I designed and 3D printed a new wheel bracket for my daughters suitcase. She was happy and the suitcase didn’t go on retirement yet.
Great application and something that usually would have resulted in a garbage destined bag!
Look nice, but what about cost? I think it`s expencive
That looks like only a few bucks of material, and some time to reverse engineer and design the part in cad.
@1111182 given the volume of that bracket, it would have probably cost less than $2 in material and electrical power to print.
Since @raykholo had access to the original part and could take measurements, he would only need to model it. Maybe a couple of hours to shape and refine.

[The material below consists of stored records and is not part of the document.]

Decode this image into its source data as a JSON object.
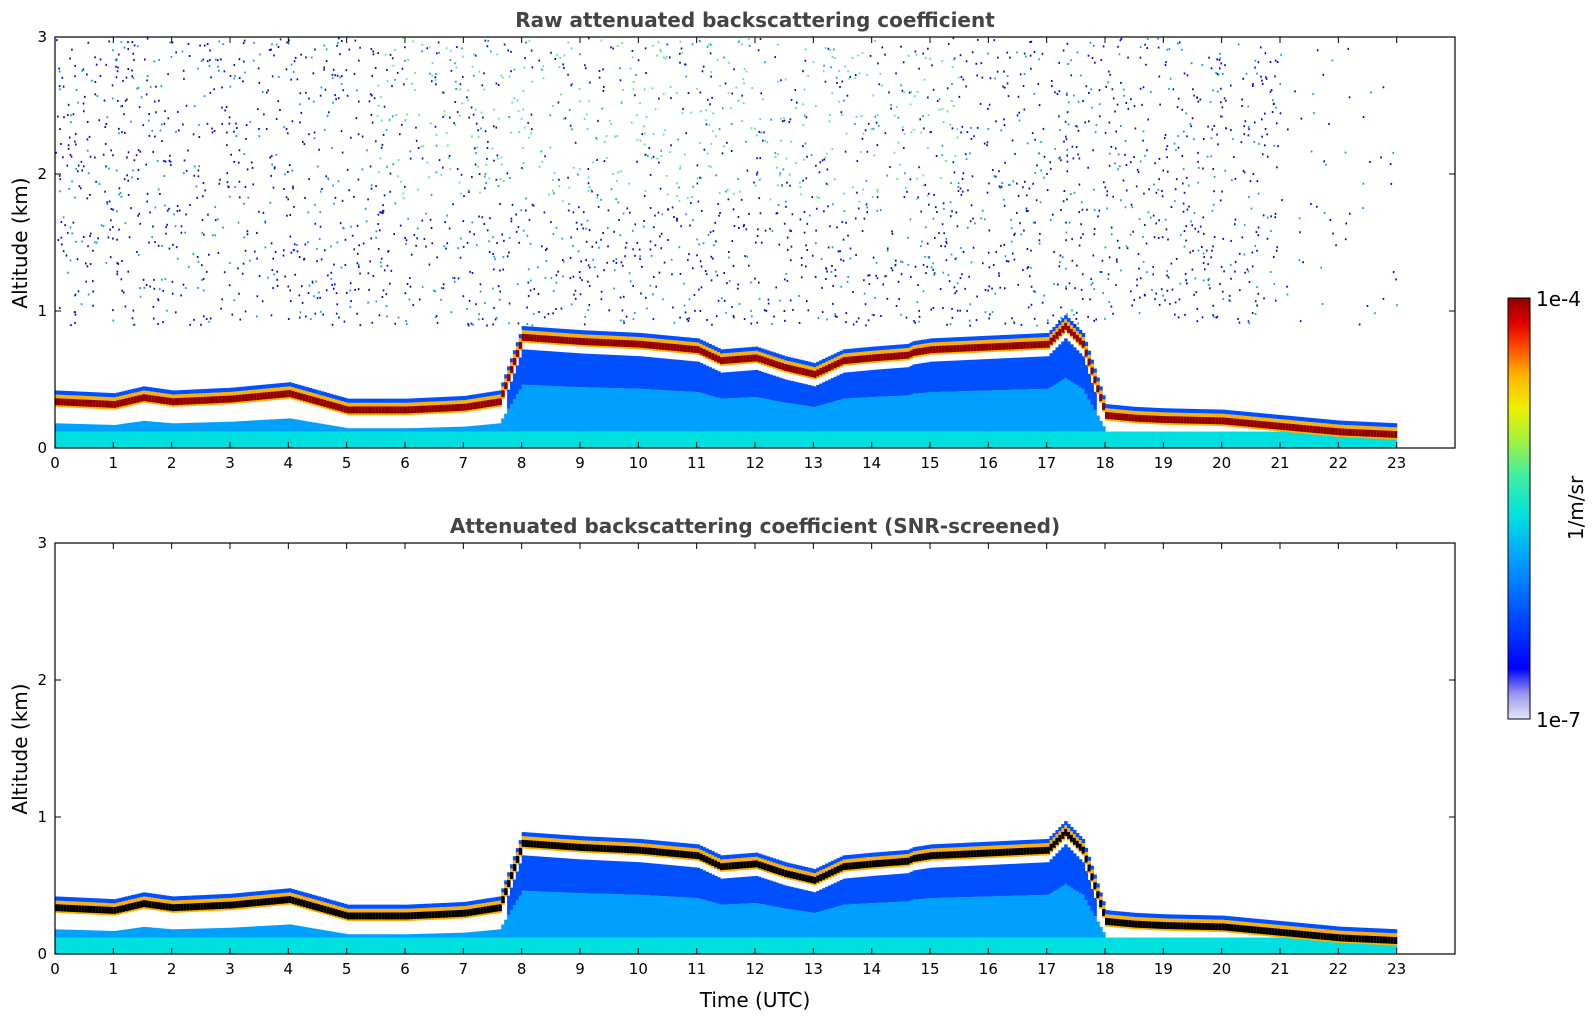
{
  "chart_data": [
    {
      "type": "heatmap",
      "title": "Raw attenuated backscattering coefficient",
      "xlabel": "",
      "ylabel": "Altitude (km)",
      "xlim": [
        0,
        24
      ],
      "ylim": [
        0,
        3
      ],
      "xticks": [
        "0",
        "1",
        "2",
        "3",
        "4",
        "5",
        "6",
        "7",
        "8",
        "9",
        "10",
        "11",
        "12",
        "13",
        "14",
        "15",
        "16",
        "17",
        "18",
        "19",
        "20",
        "21",
        "22",
        "23"
      ],
      "yticks": [
        "0",
        "1",
        "2",
        "3"
      ],
      "data_end_hour": 23,
      "screened": false,
      "layer_profile": {
        "hours": [
          0,
          1,
          1.5,
          2,
          3,
          4,
          4.5,
          5,
          6,
          7,
          7.6,
          8,
          9,
          10,
          11,
          11.4,
          12,
          12.5,
          13,
          13.5,
          14,
          14.6,
          14.7,
          15,
          16,
          17,
          17.3,
          17.6,
          18,
          18.5,
          19,
          20,
          21,
          22,
          23
        ],
        "top_km": [
          0.3,
          0.28,
          0.33,
          0.3,
          0.32,
          0.36,
          0.3,
          0.24,
          0.24,
          0.26,
          0.3,
          0.77,
          0.74,
          0.72,
          0.68,
          0.6,
          0.62,
          0.55,
          0.5,
          0.6,
          0.62,
          0.64,
          0.66,
          0.68,
          0.7,
          0.72,
          0.85,
          0.72,
          0.2,
          0.18,
          0.17,
          0.16,
          0.12,
          0.08,
          0.06
        ]
      },
      "colorbar": {
        "min_label": "1e-7",
        "max_label": "1e-4",
        "unit": "1/m/sr"
      }
    },
    {
      "type": "heatmap",
      "title": "Attenuated backscattering coefficient (SNR-screened)",
      "xlabel": "Time (UTC)",
      "ylabel": "Altitude (km)",
      "xlim": [
        0,
        24
      ],
      "ylim": [
        0,
        3
      ],
      "xticks": [
        "0",
        "1",
        "2",
        "3",
        "4",
        "5",
        "6",
        "7",
        "8",
        "9",
        "10",
        "11",
        "12",
        "13",
        "14",
        "15",
        "16",
        "17",
        "18",
        "19",
        "20",
        "21",
        "22",
        "23"
      ],
      "yticks": [
        "0",
        "1",
        "2",
        "3"
      ],
      "data_end_hour": 23,
      "screened": true,
      "colorbar": {
        "min_label": "1e-7",
        "max_label": "1e-4",
        "unit": "1/m/sr"
      }
    }
  ],
  "colorbar": {
    "max_label": "1e-4",
    "min_label": "1e-7",
    "unit_label": "1/m/sr",
    "colors": [
      "#e6e6f5",
      "#c8c8f0",
      "#9696f0",
      "#0000ff",
      "#0050ff",
      "#00a0ff",
      "#00e0e0",
      "#40f0a0",
      "#a0f040",
      "#f0f000",
      "#ffb000",
      "#ff5000",
      "#e00000",
      "#900000"
    ]
  }
}
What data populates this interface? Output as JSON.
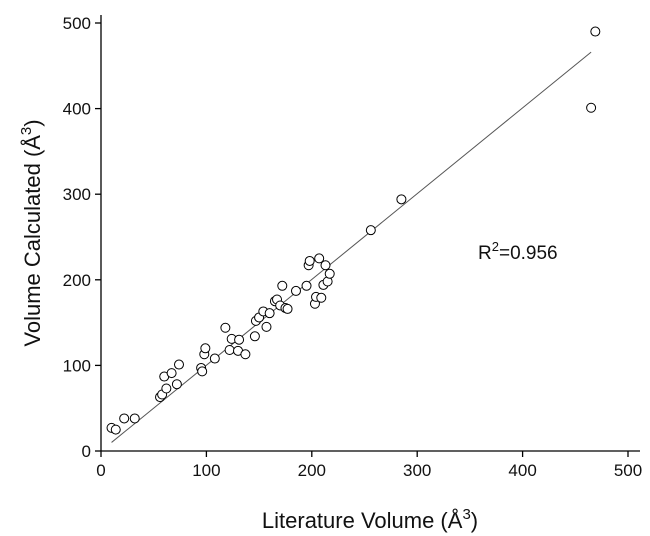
{
  "chart_data": {
    "type": "scatter",
    "title": "",
    "xlabel": "Literature Volume (Å",
    "xlabel_sup": "3",
    "xlabel_close": ")",
    "ylabel": "Volume Calculated (Å",
    "ylabel_sup": "3",
    "ylabel_close": ")",
    "xlim": [
      0,
      500
    ],
    "ylim": [
      0,
      500
    ],
    "xticks": [
      0,
      100,
      200,
      300,
      400,
      500
    ],
    "yticks": [
      0,
      100,
      200,
      300,
      400,
      500
    ],
    "grid": false,
    "annotation": {
      "prefix": "R",
      "sup": "2",
      "suffix": "=0.956"
    },
    "fit_line": {
      "x": [
        10,
        465
      ],
      "y": [
        10,
        466
      ]
    },
    "points": [
      [
        10,
        27
      ],
      [
        14,
        25
      ],
      [
        22,
        38
      ],
      [
        32,
        38
      ],
      [
        56,
        63
      ],
      [
        58,
        66
      ],
      [
        60,
        87
      ],
      [
        62,
        73
      ],
      [
        67,
        91
      ],
      [
        72,
        78
      ],
      [
        74,
        101
      ],
      [
        95,
        97
      ],
      [
        96,
        93
      ],
      [
        98,
        113
      ],
      [
        99,
        120
      ],
      [
        108,
        108
      ],
      [
        118,
        144
      ],
      [
        122,
        118
      ],
      [
        124,
        131
      ],
      [
        130,
        117
      ],
      [
        131,
        130
      ],
      [
        137,
        113
      ],
      [
        146,
        134
      ],
      [
        147,
        152
      ],
      [
        150,
        156
      ],
      [
        154,
        163
      ],
      [
        157,
        145
      ],
      [
        160,
        161
      ],
      [
        165,
        175
      ],
      [
        167,
        177
      ],
      [
        170,
        170
      ],
      [
        172,
        193
      ],
      [
        175,
        167
      ],
      [
        177,
        166
      ],
      [
        185,
        187
      ],
      [
        195,
        193
      ],
      [
        197,
        217
      ],
      [
        198,
        222
      ],
      [
        203,
        172
      ],
      [
        204,
        180
      ],
      [
        207,
        225
      ],
      [
        209,
        179
      ],
      [
        211,
        194
      ],
      [
        213,
        217
      ],
      [
        215,
        198
      ],
      [
        217,
        207
      ],
      [
        256,
        258
      ],
      [
        285,
        294
      ],
      [
        465,
        401
      ],
      [
        469,
        490
      ]
    ]
  }
}
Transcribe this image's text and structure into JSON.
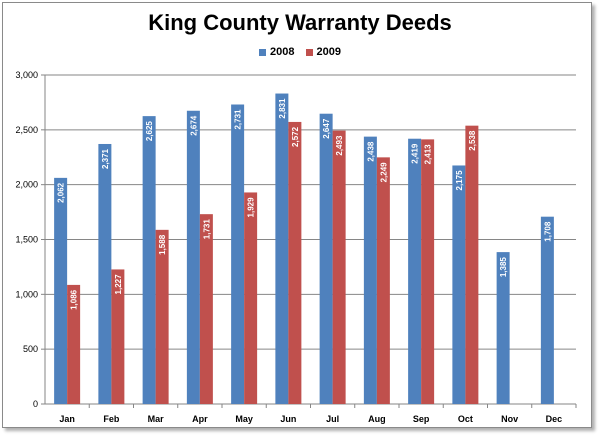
{
  "chart_data": {
    "type": "bar",
    "title": "King County Warranty Deeds",
    "categories": [
      "Jan",
      "Feb",
      "Mar",
      "Apr",
      "May",
      "Jun",
      "Jul",
      "Aug",
      "Sep",
      "Oct",
      "Nov",
      "Dec"
    ],
    "series": [
      {
        "name": "2008",
        "color": "#4f81bd",
        "values": [
          2062,
          2371,
          2625,
          2674,
          2731,
          2831,
          2647,
          2438,
          2419,
          2175,
          1385,
          1708
        ],
        "labels": [
          "2,062",
          "2,371",
          "2,625",
          "2,674",
          "2,731",
          "2,831",
          "2,647",
          "2,438",
          "2,419",
          "2,175",
          "1,385",
          "1,708"
        ]
      },
      {
        "name": "2009",
        "color": "#c0504d",
        "values": [
          1086,
          1227,
          1588,
          1731,
          1929,
          2572,
          2493,
          2249,
          2413,
          2538,
          null,
          null
        ],
        "labels": [
          "1,086",
          "1,227",
          "1,588",
          "1,731",
          "1,929",
          "2,572",
          "2,493",
          "2,249",
          "2,413",
          "2,538",
          null,
          null
        ]
      }
    ],
    "ylim": [
      0,
      3000
    ],
    "yticks": [
      0,
      500,
      1000,
      1500,
      2000,
      2500,
      3000
    ],
    "ytick_labels": [
      "0",
      "500",
      "1,000",
      "1,500",
      "2,000",
      "2,500",
      "3,000"
    ],
    "legend_position": "top",
    "grid": true,
    "gridline_color": "#868686"
  }
}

So, yeah, very very cost effective. And fairly easy to do.
Great job, Ray.
@Wing_Wong I’m not the one who made it. Look at the name of the person who made the original post. But thanks. )
@raykholo doh! My bad! @Brian_Johansen , awesme modelling work.
@Wing_Wong what price for 1 cm3 ? Our local prices about 0,3-0,7$ for 1 cm3
Thanks a lot, well the price was not important, given the low price on ABS - and the wheel from a rollerblade i had anyway.
3D printing is not just a quick and inexpensive way to extend the life of things we buy, it is also much more convenient than calling the supplier and arranging spare parts to be shipped to us.
One of the things i like about 3D printing is that when something is broken you can almost always make a new part and replace it. Micro manufacturing is the way to extend the lifecycle of many things.
I believe that it is a truism of modern manufacturing that stuff is designed to last just long enough to outlast the warranty.
So many little plastic bits break inside the things we buy - just over 2 years after we buy them!
Home 3D printing prevents a lot of waste by allowing us to easily replace those bits that are designed to barely outlast their warranty.